OT: Yes, I think it certainly influenced his opinion...

INT: Perhaps if you could say "The Bay of Pigs influenced..." for me?

OT: Yes. The Bay of Pigs certainly influenced Khrushchev's opinion of Kennedy, because his first reaction was... when Kennedy was elected, was a feeling of welcome, if I may say so, that it was he and not Nixon. but then, after the Bay of Pigs, that opinion began to change, and it changed particularly when they met in Vienna. My feeling was that Kennedy was not at his best at that meeting, and Khrushchev certainly thought that they would be doing something in regard to Cuba.

INT: And... did Khrushchev then make the decision, do you think, at that point, that the Soviet Union would protect Cuba?

OT: No, I think it was a little later. As far as I know, the first time the idea of the missiles came up [was] when they were returning from a visit to Bulgaria, and as far as I know, in the plane he first talked to Gromyko about that idea of his. ... and I'd say that there were two reasons for that: one was to protect Cuba; the other was to try to close the gap as far as the missiles were concerned, because the Americans were so far ahead of the Soviet Union in the number of missiles they had, and also because they had missiles all around the Soviet Union - Turkey and Italy and Britain.

INT: That's an interesting point. Was Khrushchev concerned about the Western missiles, particularly Turkey which was to become such a strong point? I read a story once where Khrushchev felt that the missiles were pointing all directly to his dacha - I mean, this was his story. Do you remember him feeling threatened by those missiles?

OT: Yes, I think he was. He had that feeling, certainly. And when I talked to him after I had learned about the decision to emplace the missiles, what he said was that, "Well, we aren't doing anything which they are not doing. They have their missiles in Turkey and Italy and Britain, and therefore we are just trying to catch up."

INT: What was your reaction when you heard there were going to be missiles in Cuba?

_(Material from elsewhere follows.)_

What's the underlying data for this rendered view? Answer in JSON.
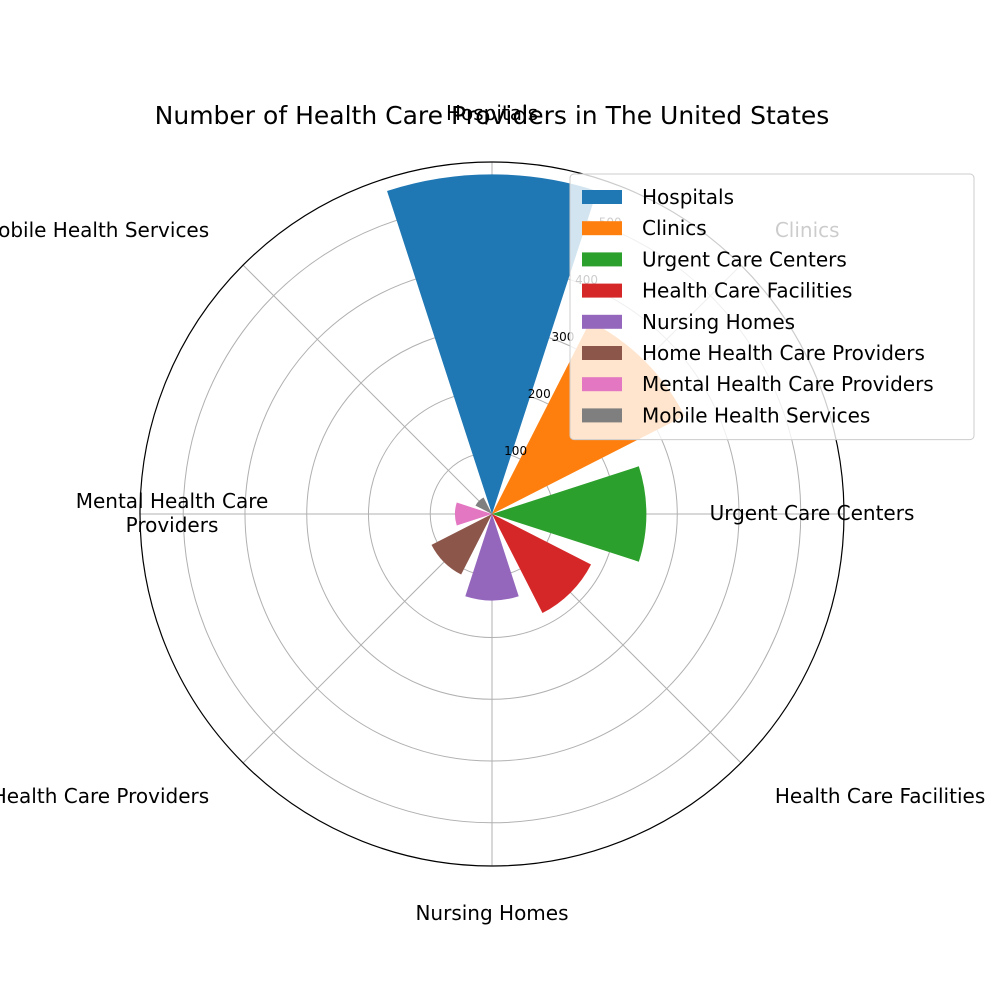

OT: Well, I can say I was shocked, I was shocked. I recall that my colleague, another of Khrushchev's assistants, called me up and said that, "Look, if you're standing, you'd better sit down, because what (Laughs) I'm going to tell you will shock you," and he told me about this decision, which I had not heard about up to then. And certainly it was a shocking decision, because perhaps I understood better than Khrushchev did what Cuba meant to the United States, and the fact that their reaction would be very, very strong, that they would not be able to reconcile themselves to those missiles being right next to their underbelly. (Laughs)

INT: Was it purely Khrushchev's decision to put the missiles into Cuba?

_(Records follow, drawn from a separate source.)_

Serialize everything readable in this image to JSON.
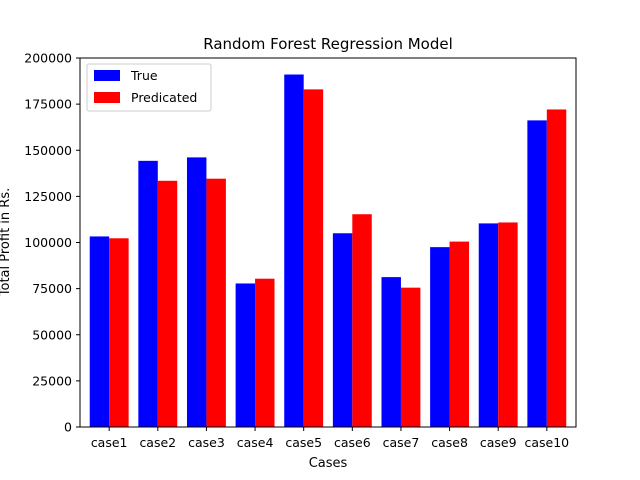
{
  "chart_data": {
    "type": "bar",
    "title": "Random Forest Regression Model",
    "xlabel": "Cases",
    "ylabel": "Total Profit in Rs.",
    "categories": [
      "case1",
      "case2",
      "case3",
      "case4",
      "case5",
      "case6",
      "case7",
      "case8",
      "case9",
      "case10"
    ],
    "series": [
      {
        "name": "True",
        "color": "#0000ff",
        "values": [
          103282,
          144259,
          146122,
          77798,
          191050,
          105008,
          81229,
          97483,
          110352,
          166188
        ]
      },
      {
        "name": "Predicated",
        "color": "#ff0000",
        "values": [
          102284,
          133447,
          134580,
          80366,
          182996,
          115316,
          75523,
          100486,
          110864,
          172101
        ]
      }
    ],
    "ylim": [
      0,
      200000
    ],
    "yticks": [
      "0",
      "25000",
      "50000",
      "75000",
      "100000",
      "125000",
      "150000",
      "175000",
      "200000"
    ],
    "grid": false,
    "legend_position": "top-left"
  }
}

OT: Well, it was his idea, but certainly he went through all the stages of talking with the other people, and I think there were two meetings of the Politburo about that, and he asked everyone to sign their names to the decision, so he wanted to have full support.

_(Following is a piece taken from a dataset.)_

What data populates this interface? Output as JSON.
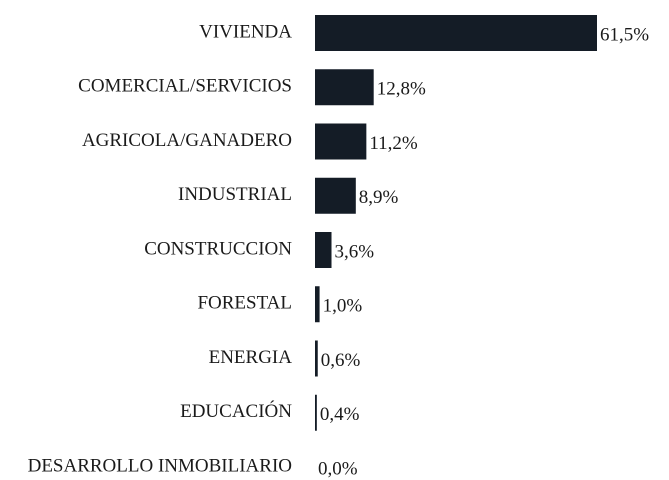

INT: Did you and your colleagues try to tell him how dangerous you thought that position might become?

OT: Well, I don't know about my colleagues or whether Gromyko or Mikoyan talked to him about that, but I did once, and I told him about the dangers of this decision. But what he said was, as I said a few minutes ago, was that, "Well, we aren't doing anything they are not doing, so why should they react more strongly than we have been reacting?"

INT: How was the proposition put to Cuba?

OT: It was put through a mission that was sent to Cuba, I think, which included one marshal, I think - I forget his name now - and then our new ambassador, Alekseyev, and someone else, I thi... oh, yes, Rashidov, who was Party boss in Uzbekistan. The three of them went there, and they talked to Fidel and the others. And Fidel's idea was that it should be done in the open, that it would be more difficult for the United States to create a big row about it if it were done in the open. But Khrushchev's idea was that it should be done secretly.

INT: Why was that, why did Khrushchev want to do it secretly?

OT: Well, I think his feeling was that it didn't make much difference: the Americans would have reacted strongly even if they knew about it beforehand, that it didn't make much difference, and that they might start doing something even before the whole process started of sending the missiles there.